By fuck people - 02/08/2013 20:58 - Canada - Toronto

Today, I attended the funeral of a close friend. Most of the other guests were openly grinning and joking around, and the guy in front of me kept muttering, "That's what she said!" during the eulogy. FML
I agree, your life sucks 51 044
You deserved it 3 188

Same thing different taste

Top comments

Then it seems you were his only true friend there.

That's really sad and disrespectful. Unless he was the type of guy who would rather people joke around than be sad

Comments

tralala453 22

That's horrible. Sorry for your loss OP.

I'm amazed at some people's lack of basic etiquette, respect and decorum. I'm sorry you had to deal with these idiots when you were already grieving. Sorry for your loss.

Aspen_Grace33 27

I'm sorry for your loss, but I'm even more sorry you had to deal with that on a very emotional day. I can understand the grinning and whatnot, as they could have been remembering the good times they'd shared with the deceased, but the guy in front of you was just plain disrespectful.

Take that up to all the people and form an angry mob

Everybody handles grief differently. Maybe he was the type of guy that wouldn't want people to be upset or depressed at his funeral. If those are the type of people that he had around in his life, there's nothing wrong with that and at least they still came to give their respects.

66: For some families, like mine, it is almost a social event. Our extended family is pretty spread out over the US, and a funeral is sometimes the only chance we have to see each other in a few years. We mourn the loss of the person, but we also celebrate their life, and catch up with people we haven't seen in a while.

How disrespectful that is!

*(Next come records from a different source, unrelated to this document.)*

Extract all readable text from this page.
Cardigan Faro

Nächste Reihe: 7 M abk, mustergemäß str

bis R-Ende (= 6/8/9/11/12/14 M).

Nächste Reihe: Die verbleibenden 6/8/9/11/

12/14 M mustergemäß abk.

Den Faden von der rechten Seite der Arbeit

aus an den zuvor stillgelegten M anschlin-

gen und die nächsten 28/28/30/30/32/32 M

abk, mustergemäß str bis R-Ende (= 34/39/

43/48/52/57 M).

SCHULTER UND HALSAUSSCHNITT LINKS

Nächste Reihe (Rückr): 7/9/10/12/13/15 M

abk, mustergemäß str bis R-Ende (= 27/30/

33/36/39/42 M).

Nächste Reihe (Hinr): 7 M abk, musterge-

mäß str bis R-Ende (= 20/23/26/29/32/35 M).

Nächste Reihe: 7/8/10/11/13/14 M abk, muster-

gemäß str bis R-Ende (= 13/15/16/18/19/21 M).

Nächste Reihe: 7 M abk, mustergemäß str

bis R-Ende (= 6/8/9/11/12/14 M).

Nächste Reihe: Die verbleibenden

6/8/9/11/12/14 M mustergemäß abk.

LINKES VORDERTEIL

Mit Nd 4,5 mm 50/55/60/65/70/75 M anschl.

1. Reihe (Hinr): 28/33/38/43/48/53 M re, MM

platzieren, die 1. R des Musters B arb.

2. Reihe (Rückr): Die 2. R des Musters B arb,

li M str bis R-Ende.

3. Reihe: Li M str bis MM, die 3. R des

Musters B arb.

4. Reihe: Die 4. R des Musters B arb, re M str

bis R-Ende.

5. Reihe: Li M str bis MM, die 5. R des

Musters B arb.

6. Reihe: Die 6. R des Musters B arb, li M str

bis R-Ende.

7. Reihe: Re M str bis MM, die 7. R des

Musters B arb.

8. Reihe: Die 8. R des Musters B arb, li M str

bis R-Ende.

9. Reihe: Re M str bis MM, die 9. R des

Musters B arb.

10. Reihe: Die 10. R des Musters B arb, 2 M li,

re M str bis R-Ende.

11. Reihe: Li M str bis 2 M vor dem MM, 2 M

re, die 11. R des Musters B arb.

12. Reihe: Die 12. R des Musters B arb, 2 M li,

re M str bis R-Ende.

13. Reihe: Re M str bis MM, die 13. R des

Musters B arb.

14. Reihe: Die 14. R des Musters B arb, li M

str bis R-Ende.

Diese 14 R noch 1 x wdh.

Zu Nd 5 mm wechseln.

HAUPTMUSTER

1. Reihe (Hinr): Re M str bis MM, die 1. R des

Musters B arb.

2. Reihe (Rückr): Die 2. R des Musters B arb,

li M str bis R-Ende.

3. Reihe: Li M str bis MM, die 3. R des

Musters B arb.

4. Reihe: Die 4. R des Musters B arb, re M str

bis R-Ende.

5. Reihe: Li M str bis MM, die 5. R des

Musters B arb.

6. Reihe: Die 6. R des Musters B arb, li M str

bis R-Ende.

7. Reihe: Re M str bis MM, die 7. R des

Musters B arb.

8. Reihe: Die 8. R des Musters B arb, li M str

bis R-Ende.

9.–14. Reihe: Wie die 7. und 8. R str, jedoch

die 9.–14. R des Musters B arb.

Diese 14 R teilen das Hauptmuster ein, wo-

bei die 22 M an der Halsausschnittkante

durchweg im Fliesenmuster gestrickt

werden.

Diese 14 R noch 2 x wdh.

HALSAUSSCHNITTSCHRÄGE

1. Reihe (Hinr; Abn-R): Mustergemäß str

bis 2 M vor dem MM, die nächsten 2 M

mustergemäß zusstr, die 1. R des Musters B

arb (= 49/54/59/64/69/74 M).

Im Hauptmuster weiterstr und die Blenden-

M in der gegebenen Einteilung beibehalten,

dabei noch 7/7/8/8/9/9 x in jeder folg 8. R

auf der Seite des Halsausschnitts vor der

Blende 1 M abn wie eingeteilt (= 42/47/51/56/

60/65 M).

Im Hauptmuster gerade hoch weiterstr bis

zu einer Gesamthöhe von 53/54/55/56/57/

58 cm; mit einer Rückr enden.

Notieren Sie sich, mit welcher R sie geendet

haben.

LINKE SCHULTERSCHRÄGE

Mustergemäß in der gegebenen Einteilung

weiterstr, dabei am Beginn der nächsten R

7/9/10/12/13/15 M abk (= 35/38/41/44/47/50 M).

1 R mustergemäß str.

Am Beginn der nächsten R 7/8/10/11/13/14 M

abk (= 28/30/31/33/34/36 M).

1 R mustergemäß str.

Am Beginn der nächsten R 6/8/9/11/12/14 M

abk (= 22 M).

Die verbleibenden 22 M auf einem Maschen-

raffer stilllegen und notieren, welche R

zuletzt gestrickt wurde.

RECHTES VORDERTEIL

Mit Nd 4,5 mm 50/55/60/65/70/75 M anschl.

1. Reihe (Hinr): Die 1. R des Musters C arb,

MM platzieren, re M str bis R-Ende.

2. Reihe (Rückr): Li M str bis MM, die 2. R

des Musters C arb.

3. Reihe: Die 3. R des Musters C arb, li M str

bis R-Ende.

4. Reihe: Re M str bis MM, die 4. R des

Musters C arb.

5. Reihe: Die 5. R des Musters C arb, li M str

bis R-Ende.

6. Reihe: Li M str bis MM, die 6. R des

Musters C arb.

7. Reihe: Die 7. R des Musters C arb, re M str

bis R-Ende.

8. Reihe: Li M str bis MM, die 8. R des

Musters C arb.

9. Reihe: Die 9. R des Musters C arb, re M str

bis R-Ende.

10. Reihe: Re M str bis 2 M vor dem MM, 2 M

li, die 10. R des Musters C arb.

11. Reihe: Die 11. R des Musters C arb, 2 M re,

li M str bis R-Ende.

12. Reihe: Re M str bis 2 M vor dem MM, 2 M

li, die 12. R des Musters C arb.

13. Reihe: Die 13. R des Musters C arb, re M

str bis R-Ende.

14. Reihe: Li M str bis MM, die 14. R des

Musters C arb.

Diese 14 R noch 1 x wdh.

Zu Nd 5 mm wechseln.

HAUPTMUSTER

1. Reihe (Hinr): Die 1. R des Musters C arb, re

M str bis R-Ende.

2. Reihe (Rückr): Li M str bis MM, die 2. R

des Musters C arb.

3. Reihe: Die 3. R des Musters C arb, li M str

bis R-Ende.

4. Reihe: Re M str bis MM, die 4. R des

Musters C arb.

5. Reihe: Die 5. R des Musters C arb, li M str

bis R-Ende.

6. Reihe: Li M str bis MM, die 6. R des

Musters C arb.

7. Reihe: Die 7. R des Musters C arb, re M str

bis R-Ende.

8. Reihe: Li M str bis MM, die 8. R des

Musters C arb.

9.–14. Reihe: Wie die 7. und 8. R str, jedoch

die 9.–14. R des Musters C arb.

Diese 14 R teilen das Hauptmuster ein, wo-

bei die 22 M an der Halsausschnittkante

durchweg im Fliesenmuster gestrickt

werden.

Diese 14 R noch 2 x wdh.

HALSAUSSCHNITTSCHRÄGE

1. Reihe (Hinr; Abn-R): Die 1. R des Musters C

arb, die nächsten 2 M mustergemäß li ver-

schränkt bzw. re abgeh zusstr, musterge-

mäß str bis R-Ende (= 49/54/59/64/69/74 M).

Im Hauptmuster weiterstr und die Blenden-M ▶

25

Sorry for your loss.

It's only ok at a funeral IF the jokes were miscellaneous ones used in simple conversation. But "that's what she said" during a eulogy = throw the bastard out!

I hate those people. even if you didn't like the person being lay to rest show some respect for friends and family who are tore up about losing them. I mean at my great grandmothers funeral my mother talked about how my great grandmother had comforted her when she been crying in December. my sister mutter oh please since December was when my father left my mother tired of her hysteria but, my sister neglected to remember December was when our brother had left for his first tour and that like us my mother was worried about him anyway what I am saying is show respect for those who cared about the deceased person.

Michael Scott much? Also, sorry about your loss!